Medical Moment - Informing | Motivating | Empowering

August 2004
Print this Story E-Mail this Story
Medical Moment - Informing | Motivating | Empowering
Story URL:

Beat Muscle Soreness

Posted: Aug. 1, 2004

On Monday, you started a new exercise program. On Wednesday, your legs felt sore. Your first inclination may be to skip the workout but experts say you shouldn’t avoid exercise because of initial muscle soreness or cramps.

Following a few tips to better prevent and treat aches and pains can be key to enjoying exercise and staying motivated in a fitness routine. Carol Torgan, Ph.D., of the American College of Sports Medicine, said that exercisers should understand that muscle discomfort is part of the program.

"If you know you're taking a vacation and you'll be hiking up and down hills, you can expect some short-term damage in the muscle that results in soreness. But if you do some downhill walking beforehand, your muscles will adapt to your planned activity," said Torgan. "It's amazing that one bout of activity inoculates the muscle from further soreness for a number of weeks."

Muscle soreness
Muscle soreness, which typically occurs a day or two after an activity, results from microscopic muscle or connective tissue damage. These aches and pains should be minor, and are simply indications that muscles are adapting to your fitness regimen.

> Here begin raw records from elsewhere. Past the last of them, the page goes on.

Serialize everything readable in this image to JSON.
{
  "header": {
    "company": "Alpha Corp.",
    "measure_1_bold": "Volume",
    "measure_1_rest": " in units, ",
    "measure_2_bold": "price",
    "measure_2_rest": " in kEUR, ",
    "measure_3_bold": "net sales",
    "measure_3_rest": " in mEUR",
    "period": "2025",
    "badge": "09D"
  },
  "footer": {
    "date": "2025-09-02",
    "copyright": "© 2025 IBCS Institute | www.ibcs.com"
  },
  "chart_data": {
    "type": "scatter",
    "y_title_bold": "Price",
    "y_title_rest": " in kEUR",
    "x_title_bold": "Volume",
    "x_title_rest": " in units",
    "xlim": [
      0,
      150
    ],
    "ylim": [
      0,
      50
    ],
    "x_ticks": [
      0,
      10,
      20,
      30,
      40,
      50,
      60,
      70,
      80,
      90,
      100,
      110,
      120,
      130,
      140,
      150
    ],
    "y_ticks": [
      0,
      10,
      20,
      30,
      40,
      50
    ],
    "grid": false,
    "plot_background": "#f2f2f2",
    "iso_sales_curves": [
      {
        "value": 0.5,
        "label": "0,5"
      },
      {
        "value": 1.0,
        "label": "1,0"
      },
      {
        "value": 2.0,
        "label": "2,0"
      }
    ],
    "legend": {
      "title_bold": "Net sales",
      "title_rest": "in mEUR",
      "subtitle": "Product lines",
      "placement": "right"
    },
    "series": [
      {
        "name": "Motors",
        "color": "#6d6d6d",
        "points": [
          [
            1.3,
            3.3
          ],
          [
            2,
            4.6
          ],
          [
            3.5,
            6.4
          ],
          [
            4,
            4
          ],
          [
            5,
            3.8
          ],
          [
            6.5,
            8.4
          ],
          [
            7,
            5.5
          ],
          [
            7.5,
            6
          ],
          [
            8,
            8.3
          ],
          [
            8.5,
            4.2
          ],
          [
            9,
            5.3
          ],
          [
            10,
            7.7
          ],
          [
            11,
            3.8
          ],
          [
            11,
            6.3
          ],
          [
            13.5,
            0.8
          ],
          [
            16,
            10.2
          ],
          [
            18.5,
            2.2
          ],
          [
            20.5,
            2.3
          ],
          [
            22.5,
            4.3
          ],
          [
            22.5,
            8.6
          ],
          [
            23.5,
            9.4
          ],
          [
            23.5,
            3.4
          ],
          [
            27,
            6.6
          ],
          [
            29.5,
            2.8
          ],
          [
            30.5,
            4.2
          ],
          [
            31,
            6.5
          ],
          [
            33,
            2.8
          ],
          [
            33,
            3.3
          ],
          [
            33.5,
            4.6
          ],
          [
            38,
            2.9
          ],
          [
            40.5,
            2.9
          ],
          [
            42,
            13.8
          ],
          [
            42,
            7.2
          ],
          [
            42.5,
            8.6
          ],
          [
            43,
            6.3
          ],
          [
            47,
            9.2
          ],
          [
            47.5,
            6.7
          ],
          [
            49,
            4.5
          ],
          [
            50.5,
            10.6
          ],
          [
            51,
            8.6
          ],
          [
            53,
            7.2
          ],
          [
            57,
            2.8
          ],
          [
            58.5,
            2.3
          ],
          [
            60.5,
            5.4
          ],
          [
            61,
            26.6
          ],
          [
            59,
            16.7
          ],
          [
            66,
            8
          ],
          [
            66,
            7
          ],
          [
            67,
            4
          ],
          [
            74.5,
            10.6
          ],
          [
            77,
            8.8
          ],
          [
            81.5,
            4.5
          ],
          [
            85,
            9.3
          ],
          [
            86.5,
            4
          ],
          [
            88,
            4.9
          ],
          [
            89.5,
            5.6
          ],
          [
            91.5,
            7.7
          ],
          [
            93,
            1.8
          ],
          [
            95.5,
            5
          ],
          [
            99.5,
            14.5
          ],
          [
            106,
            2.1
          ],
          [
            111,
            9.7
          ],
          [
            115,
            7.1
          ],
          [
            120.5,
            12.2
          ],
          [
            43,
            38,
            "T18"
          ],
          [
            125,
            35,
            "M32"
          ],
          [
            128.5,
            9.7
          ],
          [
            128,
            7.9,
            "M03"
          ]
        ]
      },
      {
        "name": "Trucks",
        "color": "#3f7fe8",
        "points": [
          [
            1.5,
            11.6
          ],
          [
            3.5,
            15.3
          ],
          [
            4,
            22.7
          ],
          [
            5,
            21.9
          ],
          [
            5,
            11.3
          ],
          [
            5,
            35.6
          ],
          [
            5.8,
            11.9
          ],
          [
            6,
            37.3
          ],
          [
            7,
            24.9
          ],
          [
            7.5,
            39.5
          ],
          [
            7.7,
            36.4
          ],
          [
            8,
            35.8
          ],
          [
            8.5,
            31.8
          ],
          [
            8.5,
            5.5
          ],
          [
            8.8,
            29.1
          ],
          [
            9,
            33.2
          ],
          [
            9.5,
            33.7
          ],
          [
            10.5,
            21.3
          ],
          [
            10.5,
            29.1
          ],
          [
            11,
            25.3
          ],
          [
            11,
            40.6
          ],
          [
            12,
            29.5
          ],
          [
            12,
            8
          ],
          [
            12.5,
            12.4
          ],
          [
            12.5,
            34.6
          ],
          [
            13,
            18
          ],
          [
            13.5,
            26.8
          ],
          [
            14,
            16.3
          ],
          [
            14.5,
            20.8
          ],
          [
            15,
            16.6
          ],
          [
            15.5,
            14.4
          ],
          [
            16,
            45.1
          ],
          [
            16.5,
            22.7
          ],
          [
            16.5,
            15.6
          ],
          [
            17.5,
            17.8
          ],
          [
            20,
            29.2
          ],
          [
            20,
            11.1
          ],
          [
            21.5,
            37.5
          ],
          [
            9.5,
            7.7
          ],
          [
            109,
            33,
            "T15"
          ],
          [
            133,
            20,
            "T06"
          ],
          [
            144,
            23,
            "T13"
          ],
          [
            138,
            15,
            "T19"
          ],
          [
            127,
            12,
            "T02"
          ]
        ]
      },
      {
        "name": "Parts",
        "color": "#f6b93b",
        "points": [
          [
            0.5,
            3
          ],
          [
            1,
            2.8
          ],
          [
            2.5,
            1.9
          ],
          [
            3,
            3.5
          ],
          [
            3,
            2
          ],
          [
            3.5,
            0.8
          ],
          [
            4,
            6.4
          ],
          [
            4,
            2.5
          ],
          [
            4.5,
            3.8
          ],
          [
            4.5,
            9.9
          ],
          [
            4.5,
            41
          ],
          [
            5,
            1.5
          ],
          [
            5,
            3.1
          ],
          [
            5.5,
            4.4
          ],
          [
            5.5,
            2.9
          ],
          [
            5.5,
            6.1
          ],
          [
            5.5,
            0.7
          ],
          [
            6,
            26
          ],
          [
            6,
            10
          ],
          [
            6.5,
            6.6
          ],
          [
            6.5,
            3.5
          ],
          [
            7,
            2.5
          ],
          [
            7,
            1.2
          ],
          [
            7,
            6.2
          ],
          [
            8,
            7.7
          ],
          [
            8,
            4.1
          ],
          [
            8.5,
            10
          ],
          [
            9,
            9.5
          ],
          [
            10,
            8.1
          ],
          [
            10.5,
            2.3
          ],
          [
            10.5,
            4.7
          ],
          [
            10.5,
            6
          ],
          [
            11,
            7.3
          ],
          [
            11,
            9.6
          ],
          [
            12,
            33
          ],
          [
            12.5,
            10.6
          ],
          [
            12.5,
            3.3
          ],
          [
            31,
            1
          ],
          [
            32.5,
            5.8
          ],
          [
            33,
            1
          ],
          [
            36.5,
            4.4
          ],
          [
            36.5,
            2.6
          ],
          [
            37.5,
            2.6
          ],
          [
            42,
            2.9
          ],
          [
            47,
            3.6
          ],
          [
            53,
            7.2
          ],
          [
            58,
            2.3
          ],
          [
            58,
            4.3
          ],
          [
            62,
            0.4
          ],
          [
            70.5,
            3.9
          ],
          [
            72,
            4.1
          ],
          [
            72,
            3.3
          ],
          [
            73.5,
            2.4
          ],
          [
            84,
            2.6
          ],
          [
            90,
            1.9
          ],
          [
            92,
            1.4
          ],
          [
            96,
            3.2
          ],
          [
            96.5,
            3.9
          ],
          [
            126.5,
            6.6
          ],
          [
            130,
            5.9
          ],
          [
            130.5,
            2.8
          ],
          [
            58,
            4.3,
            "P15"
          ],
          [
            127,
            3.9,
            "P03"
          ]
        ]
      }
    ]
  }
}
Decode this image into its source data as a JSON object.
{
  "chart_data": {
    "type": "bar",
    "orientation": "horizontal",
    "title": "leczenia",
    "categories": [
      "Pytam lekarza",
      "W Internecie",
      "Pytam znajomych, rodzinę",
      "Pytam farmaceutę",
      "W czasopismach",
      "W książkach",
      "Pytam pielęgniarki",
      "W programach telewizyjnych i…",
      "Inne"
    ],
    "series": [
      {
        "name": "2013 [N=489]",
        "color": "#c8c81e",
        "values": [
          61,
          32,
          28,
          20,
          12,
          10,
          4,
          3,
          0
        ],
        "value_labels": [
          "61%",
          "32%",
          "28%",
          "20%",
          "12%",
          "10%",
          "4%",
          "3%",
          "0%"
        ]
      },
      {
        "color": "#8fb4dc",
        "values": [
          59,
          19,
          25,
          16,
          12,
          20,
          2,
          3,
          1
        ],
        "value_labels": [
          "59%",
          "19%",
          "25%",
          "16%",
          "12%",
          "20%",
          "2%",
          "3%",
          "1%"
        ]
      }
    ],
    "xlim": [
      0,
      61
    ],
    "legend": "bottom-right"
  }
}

Torgan recommends these tips to address muscle soreness:

  • Don't interpret soreness as sorely out-of-shape. "Some people think they have no business exercising because exercise is 'painful.' That's not the case. The soreness is there simply because your muscle is learning something new, and the benefits of exercise far outweigh any initial discomfort," Torgan said.
  • Gentle stretching may help restore flexibility.
  • Massage may also offer some pain relief.
  • Application of balms, creams and/or ice, as well as submersion in warm water, may provide temporary relief.
  • There's no scientific evidence that herbal remedies are effective, but products containing ibuprofen may help lessen the discomfort. The best treatment, said Torgan, is to take it easy for a few days while your body adapts.
  • Don't avoid activity because of muscle soreness. In fact, keeping the muscle in motion with light exercise can be beneficial.
  • Talk to your health and fitness instructor about muscle pain or soreness. It's normal to feel soreness, particularly after new moves, but if you're concerned, talk to your health care provider or instructor for more information.

Muscle cramps
Muscle cramps, which are intense, involuntary contractions of the muscle, typically occur toward the end of a long workout or competition. Cramps are traditionally thought to stem from dehydration or electrolyte imbalances (loss in body salt through sweat), but this is not always the case. Another cause of a muscle cramp is fatigue of the muscle.

There's no "cure" for muscle cramps, but Torgan recommends:

  • Stretch regularly, stay well hydrated, take in a well-balanced diet and be conditioned for exercise.
  • When cramps occur, hold the muscle in a stretched position until the cramp subsides.